ISLAMABAD  - Apart from approving sugar export and urea import, the Economic Coordination Committee (ECC) of the Cabinet has approved a proposal regarding acquisition of eight planes on lease by Pakistan International Airlines (PIA) at an expense of $29.9 million.

The ECC, which met under the chairmanship of Finance Minister Senator Ishaq Dar on Thursday, has also reviewed the economic situation of the country.

The top economic decisions body of the country has approved the summary of the Aviation Division for release of an amount of $29.9 million to PIAC for acquisition of aircrafts on dry lease. PIA intends to lease eight A320S offered by Qatar Aviation Lease Company through international tender. These aircraft will be available from April 2014. The Finance Minister directed the management of PIA that they cannot go outside the tender.

The PIA management said that agreement between the PIA and the Qatar Aircraft Leasing Company would be inked in a few days. He added that acquisition of fuel-efficient aircraft was part of the PIA revival plan. The planes are two to three years old and will be operated on domestic and international routes. After their induction, the PIA will be able to restore some of its routes as well.

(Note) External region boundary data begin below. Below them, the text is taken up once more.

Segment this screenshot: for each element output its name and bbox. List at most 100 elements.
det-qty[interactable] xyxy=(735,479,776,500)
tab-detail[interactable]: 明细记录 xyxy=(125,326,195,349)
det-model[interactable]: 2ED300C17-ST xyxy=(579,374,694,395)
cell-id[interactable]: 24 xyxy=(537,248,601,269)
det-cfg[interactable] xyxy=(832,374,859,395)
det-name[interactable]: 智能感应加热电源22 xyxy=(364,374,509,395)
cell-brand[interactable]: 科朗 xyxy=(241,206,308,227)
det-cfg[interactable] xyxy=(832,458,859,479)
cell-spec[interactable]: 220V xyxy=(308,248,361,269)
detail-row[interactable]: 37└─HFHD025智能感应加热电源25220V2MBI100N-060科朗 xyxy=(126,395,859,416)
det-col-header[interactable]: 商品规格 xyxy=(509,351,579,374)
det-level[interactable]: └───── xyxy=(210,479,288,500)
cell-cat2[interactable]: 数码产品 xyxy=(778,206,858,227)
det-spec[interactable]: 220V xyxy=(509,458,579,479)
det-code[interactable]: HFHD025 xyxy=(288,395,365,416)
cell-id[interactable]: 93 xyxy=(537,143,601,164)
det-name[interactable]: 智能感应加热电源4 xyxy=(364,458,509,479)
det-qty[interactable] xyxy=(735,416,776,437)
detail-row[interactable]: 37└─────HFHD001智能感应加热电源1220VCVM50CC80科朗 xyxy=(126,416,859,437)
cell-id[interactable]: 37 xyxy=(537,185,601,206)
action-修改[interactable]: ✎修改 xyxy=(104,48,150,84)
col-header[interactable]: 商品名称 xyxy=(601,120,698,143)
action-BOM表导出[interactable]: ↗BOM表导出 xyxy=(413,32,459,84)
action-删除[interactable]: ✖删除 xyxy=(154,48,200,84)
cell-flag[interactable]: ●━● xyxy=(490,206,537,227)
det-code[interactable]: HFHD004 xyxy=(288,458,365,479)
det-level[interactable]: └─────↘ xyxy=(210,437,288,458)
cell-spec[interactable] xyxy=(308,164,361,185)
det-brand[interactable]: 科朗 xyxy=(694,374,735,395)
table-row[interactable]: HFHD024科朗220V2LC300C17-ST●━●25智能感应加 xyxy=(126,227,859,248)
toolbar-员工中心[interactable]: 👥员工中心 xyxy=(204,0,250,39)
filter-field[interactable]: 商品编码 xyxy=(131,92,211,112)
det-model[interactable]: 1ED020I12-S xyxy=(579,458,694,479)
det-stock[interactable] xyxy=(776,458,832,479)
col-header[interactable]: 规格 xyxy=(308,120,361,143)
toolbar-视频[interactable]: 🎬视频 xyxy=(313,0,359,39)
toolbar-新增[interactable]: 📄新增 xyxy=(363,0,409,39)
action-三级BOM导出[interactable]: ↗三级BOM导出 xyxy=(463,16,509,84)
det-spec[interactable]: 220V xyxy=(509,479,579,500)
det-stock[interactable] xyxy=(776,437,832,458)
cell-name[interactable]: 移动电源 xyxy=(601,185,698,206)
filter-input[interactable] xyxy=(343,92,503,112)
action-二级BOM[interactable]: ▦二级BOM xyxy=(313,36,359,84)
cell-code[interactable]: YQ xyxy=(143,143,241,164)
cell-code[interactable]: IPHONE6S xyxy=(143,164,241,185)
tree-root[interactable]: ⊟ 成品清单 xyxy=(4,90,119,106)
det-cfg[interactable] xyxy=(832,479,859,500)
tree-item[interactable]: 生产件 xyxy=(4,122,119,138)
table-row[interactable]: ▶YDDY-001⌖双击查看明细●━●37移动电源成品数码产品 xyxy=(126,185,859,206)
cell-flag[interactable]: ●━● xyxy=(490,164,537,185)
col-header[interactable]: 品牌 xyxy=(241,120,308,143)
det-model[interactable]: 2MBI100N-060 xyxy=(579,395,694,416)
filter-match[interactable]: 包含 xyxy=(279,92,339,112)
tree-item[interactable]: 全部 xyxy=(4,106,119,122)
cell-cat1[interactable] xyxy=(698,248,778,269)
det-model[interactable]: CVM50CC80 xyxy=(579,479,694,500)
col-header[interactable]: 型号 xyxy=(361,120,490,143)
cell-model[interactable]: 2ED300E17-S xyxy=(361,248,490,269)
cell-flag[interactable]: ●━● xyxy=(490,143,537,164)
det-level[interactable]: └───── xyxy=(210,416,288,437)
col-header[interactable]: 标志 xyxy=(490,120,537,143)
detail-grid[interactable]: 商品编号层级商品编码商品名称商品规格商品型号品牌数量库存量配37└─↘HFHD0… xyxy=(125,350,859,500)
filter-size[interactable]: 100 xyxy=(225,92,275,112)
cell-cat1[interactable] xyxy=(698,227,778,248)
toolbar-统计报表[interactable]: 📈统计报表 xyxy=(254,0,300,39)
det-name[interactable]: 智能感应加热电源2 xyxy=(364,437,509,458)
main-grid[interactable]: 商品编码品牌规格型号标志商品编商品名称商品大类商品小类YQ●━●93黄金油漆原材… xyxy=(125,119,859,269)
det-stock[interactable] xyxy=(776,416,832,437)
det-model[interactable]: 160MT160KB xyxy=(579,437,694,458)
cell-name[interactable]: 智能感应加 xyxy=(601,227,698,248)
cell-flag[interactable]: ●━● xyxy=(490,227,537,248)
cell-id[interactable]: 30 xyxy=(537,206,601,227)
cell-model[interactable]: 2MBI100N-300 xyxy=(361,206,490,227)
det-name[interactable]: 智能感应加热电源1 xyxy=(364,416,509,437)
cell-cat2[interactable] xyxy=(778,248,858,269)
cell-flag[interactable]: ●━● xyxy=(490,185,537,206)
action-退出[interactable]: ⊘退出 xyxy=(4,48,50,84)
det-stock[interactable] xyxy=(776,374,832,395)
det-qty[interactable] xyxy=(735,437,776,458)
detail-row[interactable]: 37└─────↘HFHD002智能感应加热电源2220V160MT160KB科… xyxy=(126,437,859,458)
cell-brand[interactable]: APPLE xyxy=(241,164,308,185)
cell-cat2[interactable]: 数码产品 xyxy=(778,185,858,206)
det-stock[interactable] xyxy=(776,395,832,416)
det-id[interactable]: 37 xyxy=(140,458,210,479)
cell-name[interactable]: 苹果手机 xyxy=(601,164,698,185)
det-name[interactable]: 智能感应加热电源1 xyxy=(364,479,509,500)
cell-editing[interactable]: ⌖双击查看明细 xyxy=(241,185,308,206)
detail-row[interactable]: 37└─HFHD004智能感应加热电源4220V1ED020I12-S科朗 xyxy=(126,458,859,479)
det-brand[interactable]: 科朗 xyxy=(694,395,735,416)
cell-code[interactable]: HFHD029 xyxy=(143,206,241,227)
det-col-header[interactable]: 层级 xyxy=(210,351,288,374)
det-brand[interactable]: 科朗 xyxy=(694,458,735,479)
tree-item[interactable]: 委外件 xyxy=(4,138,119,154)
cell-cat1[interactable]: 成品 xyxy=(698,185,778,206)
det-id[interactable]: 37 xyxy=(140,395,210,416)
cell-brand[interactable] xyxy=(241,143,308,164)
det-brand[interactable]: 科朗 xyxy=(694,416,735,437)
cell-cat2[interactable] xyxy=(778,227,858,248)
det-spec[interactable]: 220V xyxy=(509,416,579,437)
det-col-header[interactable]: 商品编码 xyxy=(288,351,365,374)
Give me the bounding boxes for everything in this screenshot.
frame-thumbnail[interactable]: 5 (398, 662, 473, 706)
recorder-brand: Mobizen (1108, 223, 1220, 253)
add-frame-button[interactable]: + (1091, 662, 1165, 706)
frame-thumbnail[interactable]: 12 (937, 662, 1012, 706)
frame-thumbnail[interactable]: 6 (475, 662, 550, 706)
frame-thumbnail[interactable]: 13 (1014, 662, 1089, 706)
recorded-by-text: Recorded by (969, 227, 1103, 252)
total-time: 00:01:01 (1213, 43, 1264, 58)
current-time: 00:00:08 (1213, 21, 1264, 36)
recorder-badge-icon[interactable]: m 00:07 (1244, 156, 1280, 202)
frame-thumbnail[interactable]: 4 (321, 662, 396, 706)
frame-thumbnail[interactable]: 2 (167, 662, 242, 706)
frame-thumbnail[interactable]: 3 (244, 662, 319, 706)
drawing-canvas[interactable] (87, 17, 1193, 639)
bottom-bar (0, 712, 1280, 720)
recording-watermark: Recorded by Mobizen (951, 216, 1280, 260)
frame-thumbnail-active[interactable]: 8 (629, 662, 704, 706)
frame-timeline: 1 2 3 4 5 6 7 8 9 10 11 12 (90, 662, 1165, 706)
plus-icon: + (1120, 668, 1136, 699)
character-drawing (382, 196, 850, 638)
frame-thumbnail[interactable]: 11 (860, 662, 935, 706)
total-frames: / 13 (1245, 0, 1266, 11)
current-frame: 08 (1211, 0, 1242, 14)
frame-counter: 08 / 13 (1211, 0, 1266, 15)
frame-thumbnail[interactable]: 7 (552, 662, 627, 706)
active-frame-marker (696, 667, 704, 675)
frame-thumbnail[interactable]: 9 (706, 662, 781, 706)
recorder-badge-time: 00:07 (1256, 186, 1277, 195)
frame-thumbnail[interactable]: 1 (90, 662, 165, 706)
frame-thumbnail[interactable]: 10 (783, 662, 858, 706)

The ECC considered and approved the summary of the Finance Division for import of 0.125 million tons of urea fertilizer for the incoming Kharif (April to September season) 2014 in order to meet the demand as recommended by the Ministry of National Food Security. This import will not impact our foreign exchange reserves, as the same will be imported through ITFC. The Finance Minister on the occasion said that the earlier decision of the ECC to maintain the retail price of Rs.1786 per bag must be ensured in the local market. He said that the Ministries of Food Security and Industries & Production should work in coordination with the provinces for the agreed price.  Meanwhile, the meeting considered and approved the summary of the Ministry of Commerce for export of 250,000 Metric Tons of sugar by sugar mills from surplus sugar stock on the following conditions: quota will be allocated on first come first served basis, export may be made against irrecoverable letter of credit or a contract with 25pc non-refundable advance payment and shipment may be made within 45 days of the registration of contract with  the SBP, and the non-refundable advance payment to be forfeited in favour of Government of Pakistan in case of non-performance.

The Finance Minister also directed Ministry of Industries and Production to ensure outstanding payments to sugar cane growers by sugar mills in coordination with the provinces. However, market sources believed that government’s decision of exporting sugar might create its shortage in the country leading to increase its prices.